Developed by TEFL trainer Gabriel Messina
What is anticipating students problems and why analyze learners' linguistic production? One of the most important outcomes that we take from linguistic analysis in ESL practice is the ability to anticipate learners problems, among other reasons.
What do we analyse? At the same time teachers are analyzing meaning, form, pronunciation, function, appropriateness… any type of language interference in general.
In her presentation
Analysing language and anticipating problems, CELTA trainer Jo Gakonga analyses the main reasons and benefits of analyzing learners' production and anticipating students problems. We have selected a few features of her presentation.
Let's take the example below:
I WISH I HAD MORE TIME.
What errors can we expect in it applying the above characteristics?
Meaning: problems can arise when the meaning is different from that of the learner's L1 and produces language interference.
Function: problems can arise due to grammatical rules not mastered or applied wrongly.
Pronunciation: problems can arise because of spelling and pronunciation being different, especially in languages with phonetic spelling, such as Spanish, Italian, Portuguese...
Function: the purpose of the speaker can be determinant too, for example, speculating, regretting, refusing, etc.
Appropriateness: There can be different levels of formality due to cultural differences.
This is how this principle operates at a practical level:
Anticipating students problems is a skill that you will develop with practice. Error analysis is related to the mother tongue intervening along with English.
In your teaching practice you will detect many common errors in Spanish learners. Here is a brief list of the most common ones which you can broaden.
- Regarding morphology:
- Omitting the –s of 3rd person singular of verbs, e.g. She speak English. He playtennis.
- Confusing he and she. Spanish people often confuse these pronouns.
- Wrong article usage
- Wrong singular/plural usage. E.g. The people are crazy. There are many mens.
- Regarding pronunciation
- Pronunciation of initial S + Consonant: start, stop, stadium, split, etc.
- V/B sounds are pronounced the same
- J/G sounds are hard to pronounce
- H sound is pronounce too guttural
- Past simple of regular verbs: e.g. walked pronounced as “waked”.
- Pronunciation of silent L in could, would, should
- Same pronunciation of long and short i: sheet/shit, feet / fit.
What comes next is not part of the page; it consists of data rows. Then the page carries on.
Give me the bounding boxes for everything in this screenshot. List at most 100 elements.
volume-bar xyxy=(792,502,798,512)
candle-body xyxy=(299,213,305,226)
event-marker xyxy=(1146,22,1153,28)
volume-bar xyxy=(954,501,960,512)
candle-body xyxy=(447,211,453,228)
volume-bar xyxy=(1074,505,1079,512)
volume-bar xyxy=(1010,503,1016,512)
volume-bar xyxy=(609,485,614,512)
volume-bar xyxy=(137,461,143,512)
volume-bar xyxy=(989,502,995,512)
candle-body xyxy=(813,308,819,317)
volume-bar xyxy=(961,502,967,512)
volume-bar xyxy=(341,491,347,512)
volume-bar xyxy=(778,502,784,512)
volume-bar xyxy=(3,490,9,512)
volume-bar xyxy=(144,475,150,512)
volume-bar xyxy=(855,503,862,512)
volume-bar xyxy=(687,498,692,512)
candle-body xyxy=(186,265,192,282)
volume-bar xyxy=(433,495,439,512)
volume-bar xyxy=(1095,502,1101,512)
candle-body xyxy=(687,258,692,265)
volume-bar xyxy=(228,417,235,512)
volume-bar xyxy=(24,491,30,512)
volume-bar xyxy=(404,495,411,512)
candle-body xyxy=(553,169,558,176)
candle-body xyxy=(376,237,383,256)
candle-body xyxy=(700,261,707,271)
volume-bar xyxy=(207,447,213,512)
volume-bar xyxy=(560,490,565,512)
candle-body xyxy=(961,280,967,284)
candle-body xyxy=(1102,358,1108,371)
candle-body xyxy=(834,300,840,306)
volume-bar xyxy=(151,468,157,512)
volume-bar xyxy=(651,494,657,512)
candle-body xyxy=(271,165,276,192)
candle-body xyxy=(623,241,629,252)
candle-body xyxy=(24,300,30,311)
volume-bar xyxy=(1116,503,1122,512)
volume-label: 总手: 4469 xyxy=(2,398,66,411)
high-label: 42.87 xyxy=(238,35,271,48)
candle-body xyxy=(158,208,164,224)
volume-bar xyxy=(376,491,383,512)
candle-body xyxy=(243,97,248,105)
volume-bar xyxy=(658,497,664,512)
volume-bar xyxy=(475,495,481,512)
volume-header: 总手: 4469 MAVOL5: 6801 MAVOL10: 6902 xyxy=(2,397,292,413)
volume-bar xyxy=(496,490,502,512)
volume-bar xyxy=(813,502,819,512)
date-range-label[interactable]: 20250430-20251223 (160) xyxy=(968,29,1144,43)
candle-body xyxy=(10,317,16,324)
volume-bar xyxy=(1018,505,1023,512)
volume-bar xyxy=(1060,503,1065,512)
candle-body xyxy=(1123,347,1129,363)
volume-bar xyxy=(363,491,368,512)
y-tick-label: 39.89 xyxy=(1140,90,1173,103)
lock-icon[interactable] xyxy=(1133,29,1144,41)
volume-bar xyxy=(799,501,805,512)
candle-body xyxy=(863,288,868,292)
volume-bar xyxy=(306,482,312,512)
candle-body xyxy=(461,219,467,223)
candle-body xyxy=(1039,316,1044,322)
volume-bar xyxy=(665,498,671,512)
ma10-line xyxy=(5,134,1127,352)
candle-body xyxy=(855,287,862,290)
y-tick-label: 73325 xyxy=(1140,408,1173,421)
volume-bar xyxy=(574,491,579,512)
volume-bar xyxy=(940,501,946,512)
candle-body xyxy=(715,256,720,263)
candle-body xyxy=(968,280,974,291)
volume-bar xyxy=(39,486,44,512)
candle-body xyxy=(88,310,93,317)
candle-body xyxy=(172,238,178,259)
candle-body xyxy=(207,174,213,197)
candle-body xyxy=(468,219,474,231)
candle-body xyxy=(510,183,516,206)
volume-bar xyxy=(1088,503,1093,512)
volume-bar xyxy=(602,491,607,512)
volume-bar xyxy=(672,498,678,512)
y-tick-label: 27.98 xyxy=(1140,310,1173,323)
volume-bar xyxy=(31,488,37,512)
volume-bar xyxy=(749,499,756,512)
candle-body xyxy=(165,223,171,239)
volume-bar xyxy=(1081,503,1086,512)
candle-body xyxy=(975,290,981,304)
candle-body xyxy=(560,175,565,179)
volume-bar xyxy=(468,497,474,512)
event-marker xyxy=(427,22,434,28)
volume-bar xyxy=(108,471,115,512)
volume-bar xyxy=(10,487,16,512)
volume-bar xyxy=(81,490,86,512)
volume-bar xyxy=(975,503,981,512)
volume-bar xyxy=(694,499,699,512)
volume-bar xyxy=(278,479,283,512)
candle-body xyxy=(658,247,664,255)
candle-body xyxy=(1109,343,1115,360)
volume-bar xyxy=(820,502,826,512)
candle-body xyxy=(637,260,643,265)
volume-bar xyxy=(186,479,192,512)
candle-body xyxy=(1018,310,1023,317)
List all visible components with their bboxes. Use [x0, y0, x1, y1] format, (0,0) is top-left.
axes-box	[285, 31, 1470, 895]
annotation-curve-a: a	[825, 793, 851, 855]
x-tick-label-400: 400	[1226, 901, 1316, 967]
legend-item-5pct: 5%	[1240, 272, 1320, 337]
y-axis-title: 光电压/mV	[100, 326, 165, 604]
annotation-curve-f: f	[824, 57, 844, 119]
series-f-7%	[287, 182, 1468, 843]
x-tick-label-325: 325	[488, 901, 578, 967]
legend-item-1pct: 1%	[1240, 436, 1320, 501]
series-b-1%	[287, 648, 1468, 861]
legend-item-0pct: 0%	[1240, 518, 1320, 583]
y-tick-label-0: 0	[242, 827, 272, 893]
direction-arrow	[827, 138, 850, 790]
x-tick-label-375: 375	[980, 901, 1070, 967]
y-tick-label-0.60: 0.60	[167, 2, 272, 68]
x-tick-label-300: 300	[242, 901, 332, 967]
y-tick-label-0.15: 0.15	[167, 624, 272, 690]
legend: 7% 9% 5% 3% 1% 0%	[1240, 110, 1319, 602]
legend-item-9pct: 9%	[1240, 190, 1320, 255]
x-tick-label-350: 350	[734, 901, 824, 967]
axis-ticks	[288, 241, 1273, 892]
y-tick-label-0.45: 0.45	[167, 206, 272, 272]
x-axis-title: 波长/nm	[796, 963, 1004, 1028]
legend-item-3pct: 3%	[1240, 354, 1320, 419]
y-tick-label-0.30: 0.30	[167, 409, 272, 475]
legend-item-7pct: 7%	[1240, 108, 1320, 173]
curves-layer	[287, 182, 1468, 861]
- Pronunciation of final T, etc.
- Stress and intonation. Since there are no specific rules for stress in English, Spanish learners have to learn the words with their stress. Intonation patterns are also different.
- Regarding syntax
- Using wrong prepositions, e.g. depends of instead of depends on
- Word order of adjectives, e.g. apple green instead of green apple
- Tense formation. Using present simple instead of present perfect, e.g. I live in Spain for five years, instead of I’ve lived / been living in Spain for 5 years.
- Wrong use of auxiliaries in questions. Wrong use of inversion.
- Regarding lexicon
- False friends of same root, e.g. grades / marks, assist / attend, etc.
- Preference of using one word verbs from latin roots rather than phrasal verbs. Enter=come in
Anticipating students problems is definitely the best way to avoid frustrations in learners and making the L2 acquisition process easier for your learners.